RATS, Bots and reverse proxy phishing: why cyber criminals have shipping in their sights

Cyber risk is seen by many as a fact of life but for a long time, the shipping industry’s comparative isolation from threats was its greatest advantage. Small volumes of low bandwidth traffic meant shipping presented a moving target of comparatively low value.

The advent of high throughout, low latency LEO services alongside VSAT and 4/5G connectivity have brought shipping into the mainstream of digitalisation. The threat level has risen accordingly and so has the need for regulation that will go some way to managing the risk.

Such rules have so far been a patchwork approach but they are becoming increasingly joined up as statutory guidance, voluntary systems and industry standards are supplemented by European Union regulation that threatens punitive fines for non-compliance.

The rise of the regulators is timely, as the threats from cyber-criminals continue to increase, growing in volume and sophistication.

The latest global maritime cyber threat report produced by the Marlink Security Operations Centre (SOC) demonstrates the changing tactics of cyber criminals, who are increasingly attempting to bypass previously effective security controls using new tools.

Marlink’s unique maritime SOC actively monitored more than 1,800 vessels in the first half of 2024 and the data show that malicious activity in this period increased significantly compared to the previous year.

Analysts observed a continued rise in common threats such as Command and Control (C&C) attacks, along with the evolution of botnet attacks, which are growing in number and complexity.

Phishing continues to be the leading tactic used by attackers to gain access to corporate networks, though the SOC also detected an increase in blacklisted malicious traffic. This highlights the importance of maintaining up-to-date threat intelligence feeds and applying strict security policies to prevent unauthorised connections to high-risk sites.

Increased visibility into events from endpoint protection solutions (EDR), firewalls and e-mail security, along with the context provided by intelligence capabilities, has allowed SOC analysts to gain deeper insight into the evolving threat landscape.

Malicious actors are evolving their attack patterns and launching fraudulent campaigns that bypass previously effective security controls, such as two-factor authentication, forcing defenders to react and raise the security level to ensure operations are safeguarded.

During the first half of 2024, a significant portion of the threats neutralised by the SOC have continued to follow the most common attack vector seen since 2022: phishing. However, in this period, there has been a notable increase in a more advanced form known as ‘reverse proxy phishing’.

Phishing is a classic cyberattack method where attackers impersonate legitimate entities (like banks or service providers) to trick users into providing sensitive information, such as login credentials or financial data.
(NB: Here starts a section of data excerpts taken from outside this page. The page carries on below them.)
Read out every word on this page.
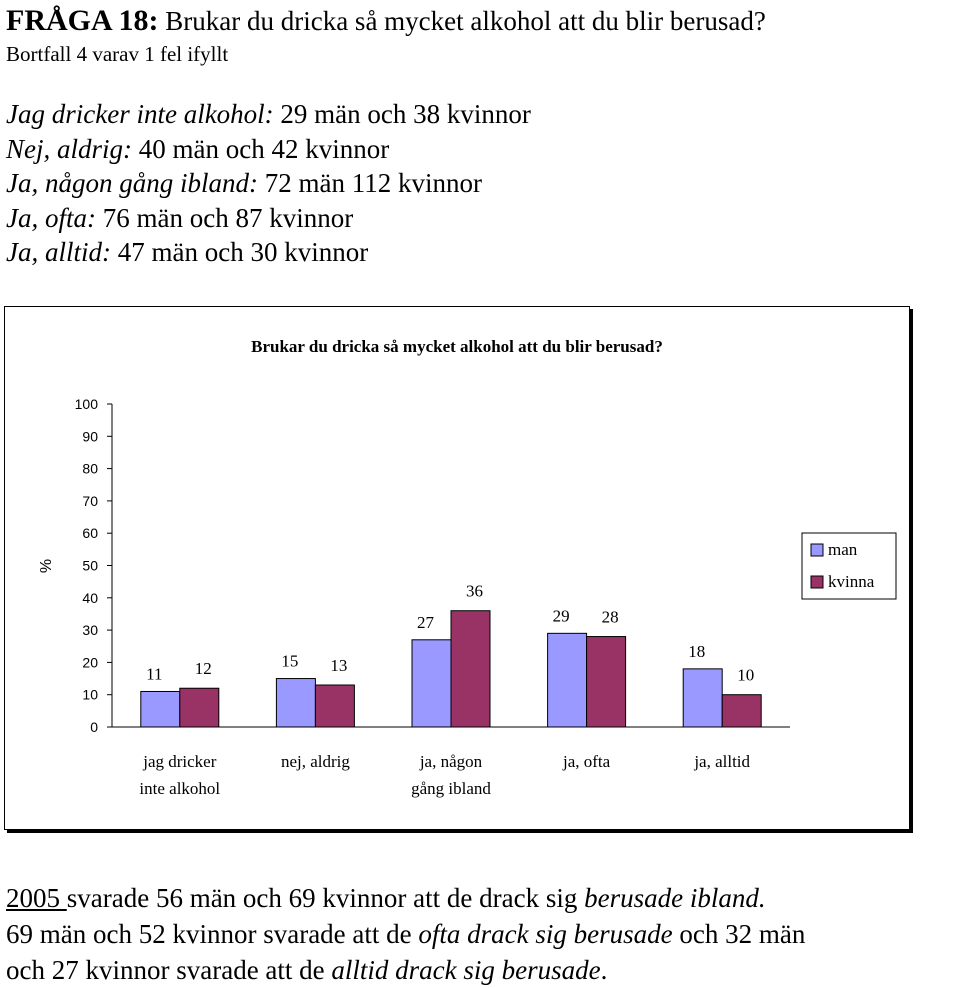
FRÅGA 18: Brukar du dricka så mycket alkohol att du blir berusad?
Bortfall 4 varav 1 fel ifyllt
Jag dricker inte alkohol: 29 män och 38 kvinnor
Nej, aldrig: 40 män och 42 kvinnor
Ja, någon gång ibland: 72 män 112 kvinnor
Ja, ofta: 76 män och 87 kvinnor
Ja, alltid: 47 män och 30 kvinnor
Brukar du dricka så mycket alkohol att du blir berusad?
0
10
20
30
40
50
60
70
80
90
100
%
11 12
jag dricker
inte alkohol
15 13
nej, aldrig
27
36
ja, någon
gång ibland
29 28
ja, ofta
18
10
ja, alltid
man
kvinna
2005 svarade 56 män och 69 kvinnor att de drack sig berusade ibland.
69 män och 52 kvinnor svarade att de ofta drack sig berusade och 32 män
och 27 kvinnor svarade att de alltid drack sig berusade.
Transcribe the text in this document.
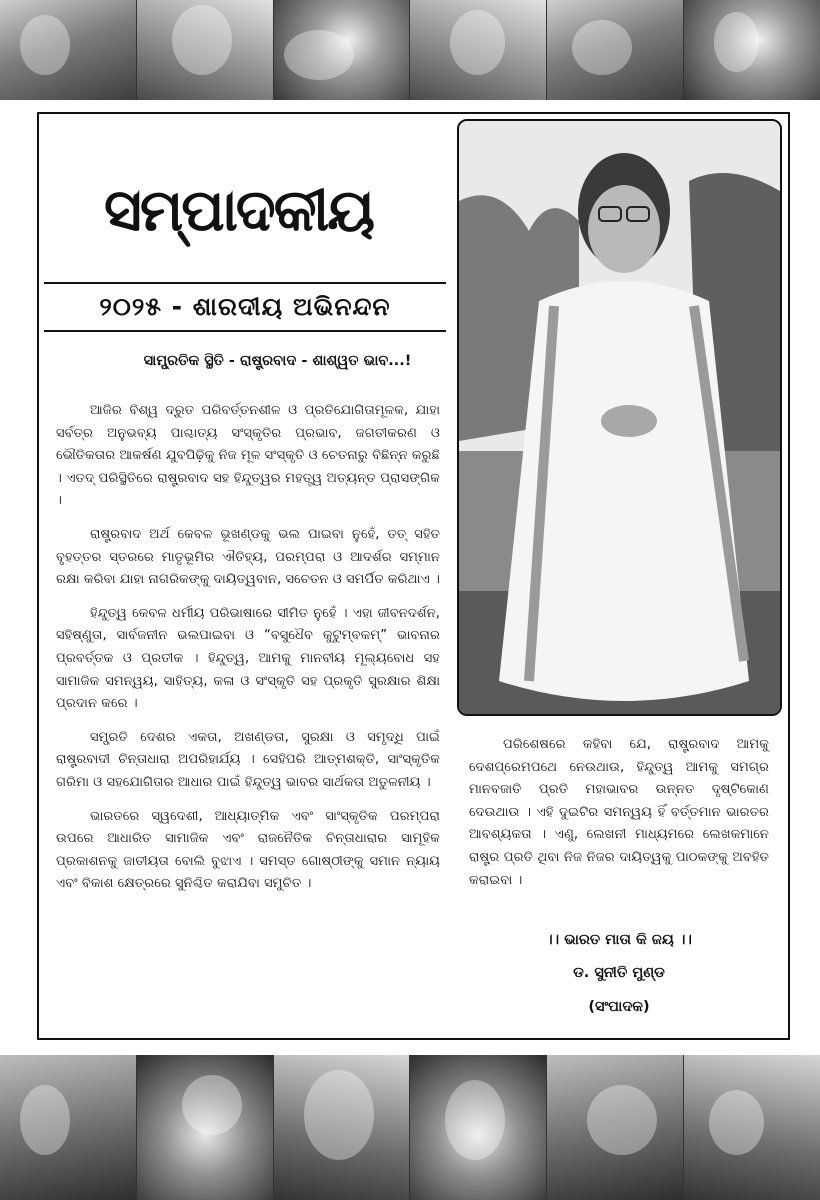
ସମ୍ପାଦକୀୟ
୨୦୨୫ - ଶାରଦୀୟ ଅଭିନନ୍ଦନ
ସାମ୍ପ୍ରତିକ ସ୍ଥିତି - ରାଷ୍ଟ୍ରବାଦ - ଶାଶ୍ୱତ ଭାବ...!

ଆଜିର ବିଶ୍ୱ ଦ୍ରୁତ ପରିବର୍ତ୍ତନଶୀଳ ଓ ପ୍ରତିଯୋଗିତାମୂଳକ, ଯାହା ସର୍ବତ୍ର ଅନୁଭବ୍ୟ ପାଶ୍ଚାତ୍ୟ ସଂସ୍କୃତିର ପ୍ରଭାବ, ଜଗତୀକରଣ ଓ ଭୌତିକତାର ଆକର୍ଷଣ ଯୁବପିଢ଼ିକୁ ନିଜ ମୂଳ ସଂସ୍କୃତି ଓ ଚେତନାରୁ ବିଛିନ୍ନ କରୁଛି । ଏତଦ୍ ପରିସ୍ଥିତିରେ ରାଷ୍ଟ୍ରବାଦ ସହ ହିନ୍ଦୁତ୍ୱର ମହତ୍ତ୍ୱ ଅତ୍ୟନ୍ତ ପ୍ରାସଙ୍ଗିକ ।

ରାଷ୍ଟ୍ରବାଦ ଅର୍ଥ କେବଳ ଭୂଖଣ୍ଡକୁ ଭଲ ପାଇବା ନୁହେଁ, ତତ୍ ସହିତ ବୃହତ୍ତର ସ୍ତରରେ ମାତୃଭୂମିର ଐତିହ୍ୟ, ପରମ୍ପରା ଓ ଆଦର୍ଶର ସମ୍ମାନ ରକ୍ଷା କରିବା ଯାହା ନାଗରିକଙ୍କୁ ଦାୟିତ୍ୱବାନ, ସଚେତନ ଓ ସମର୍ପିତ କରିଥାଏ ।

ହିନ୍ଦୁତ୍ୱ କେବଳ ଧର୍ମୀୟ ପରିଭାଷାରେ ସୀମିତ ନୁହେଁ । ଏହା ଜୀବନଦର୍ଶନ, ସହିଷ୍ଣୁତା, ସାର୍ବଜନୀନ ଭଲପାଇବା ଓ “ବସୁଧୈବ କୁଟୁମ୍ବକମ୍” ଭାବନାର ପ୍ରବର୍ତ୍ତକ ଓ ପ୍ରତୀକ । ହିନ୍ଦୁତ୍ୱ, ଆମକୁ ମାନବୀୟ ମୂଲ୍ୟବୋଧ ସହ ସାମାଜିକ ସମନ୍ୱୟ, ସାହିତ୍ୟ, କଳା ଓ ସଂସ୍କୃତି ସହ ପ୍ରକୃତି ସୁରକ୍ଷାର ଶିକ୍ଷା ପ୍ରଦାନ କରେ ।

ସମ୍ପ୍ରତି ଦେଶର ଏକତା, ଅଖଣ୍ଡତା, ସୁରକ୍ଷା ଓ ସମୃଦ୍ଧି ପାଇଁ ରାଷ୍ଟ୍ରବାଦୀ ଚିନ୍ତାଧାରା ଅପରିହାର୍ଯ୍ୟ । ସେହିପରି ଆତ୍ମଶକ୍ତି, ସାଂସ୍କୃତିକ ଗରିମା ଓ ସହଯୋଗିତାର ଆଧାର ପାଇଁ ହିନ୍ଦୁତ୍ୱ ଭାବର ସାର୍ଥକତା ଅତୁଳନୀୟ ।

ଭାରତରେ ସ୍ୱଦେଶୀ, ଆଧ୍ୟାତ୍ମିକ ଏବଂ ସାଂସ୍କୃତିକ ପରମ୍ପରା ଉପରେ ଆଧାରିତ ସାମାଜିକ ଏବଂ ରାଜନୈତିକ ଚିନ୍ତାଧାରାର ସାମୂହିକ ପ୍ରକାଶନକୁ ଜାତୀୟତା ବୋଲି ବୁଝାଏ । ସମସ୍ତ ଗୋଷ୍ଠୀଙ୍କୁ ସମାନ ନ୍ୟାୟ ଏବଂ ବିକାଶ କ୍ଷେତ୍ରରେ ସୁନିଶ୍ଚିତ କରାଯିବା ସମୁଚିତ ।

ପରିଶେଷରେ କହିବା ଯେ, ରାଷ୍ଟ୍ରବାଦ ଆମକୁ ଦେଶପ୍ରେମପଥେ ନେଉଥାଉ, ହିନ୍ଦୁତ୍ୱ ଆମକୁ ସମଗ୍ର ମାନବଜାତି ପ୍ରତି ମହାଭାବର ଉନ୍ନତ ଦୃଷ୍ଟିକୋଣ ଦେଉଥାଉ । ଏହି ଦୁଇଟିର ସମନ୍ୱୟ ହିଁ ବର୍ତ୍ତମାନ ଭାରତର ଆବଶ୍ୟକତା । ଏଣୁ, ଲେଖନୀ ମାଧ୍ୟମରେ ଲେଖକମାନେ ରାଷ୍ଟ୍ର ପ୍ରତି ଥିବା ନିଜ ନିଜର ଦାୟିତ୍ୱକୁ ପାଠକଙ୍କୁ ଅବହିତ କରାଇବା ।

।। ଭାରତ ମାତା କି ଜୟ ।।
ଡ. ସୁନୀତି ମୁଣ୍ଡ
(ସଂପାଦକ)
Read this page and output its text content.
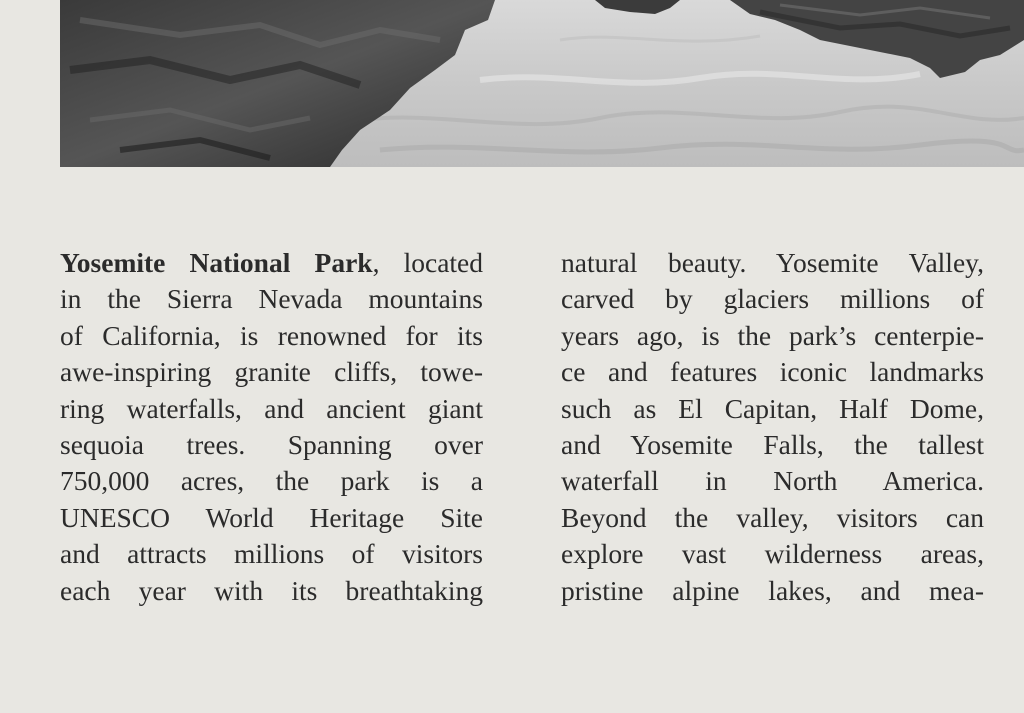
Yosemite National Park, located
in the Sierra Nevada mountains
of California, is renowned for its
awe-inspiring granite cliffs, towe-
ring waterfalls, and ancient giant
sequoia trees. Spanning over
750,000 acres, the park is a
UNESCO World Heritage Site
and attracts millions of visitors
each year with its breathtaking
natural beauty. Yosemite Valley,
carved by glaciers millions of
years ago, is the park’s centerpie-
ce and features iconic landmarks
such as El Capitan, Half Dome,
and Yosemite Falls, the tallest
waterfall in North America.
Beyond the valley, visitors can
explore vast wilderness areas,
pristine alpine lakes, and mea-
Traditional phishing often relies on fake websites or fraudulent e-mails to capture user data.

‘Reverse proxy phishing’, on the other hand, is a more sophisticated version. Instead of simply creating a fake website, the attacker sets up a ‘proxy’ that sits between the legitimate website and the victim. This proxy captures the user’s credentials and, in real-time, forwards them to the actual site, making the victim feel like everything is normal. The danger of this method lies in the fact that it can bypass multi-factor authentication (MFA), which is commonly used to protect sensitive systems.

Reverse proxy phishing opens the door to serious cybersecurity threats such as C&C systems, Botnets, and Remote Access Trojans (RATs). Once attackers gain access to a network, they can deploy C&C infrastructure to remotely control compromised systems. This could enable the creation of botnets—large networks of infected devices used for malicious activities like Distributed Denial of Service (DDoS) attacks.

Data from the Marlink SOC suggest growing sophistication of cyber threats targeting vessel operations, pushing the boundaries of existing security measures and demanding a proactive approach from maritime companies.

For the maritime sector, these attacks can significantly impact operations, from the disruption of shipping logistics to the manipulation of sensitive communication systems. Delays, loss of reputation, and costly recoveries are just a few of the possible outcomes.

In response, the Marlink SOC is seeking to enhance its monitoring capabilities with greater use of real-time threat detection, AI-driven behavioural analysis, threat intelligence and stronger MFA solutions.

The evolution of the threat landscape in the first six months of 2024 has continued to surprise. It is clear that even vessel operators who have previously acted against cyber threats must consider this a continuous process. Focussing on the combination of people, procedures and precautions, these companies can better protect themselves and their stakeholders, ensuring safer and more resilient operations.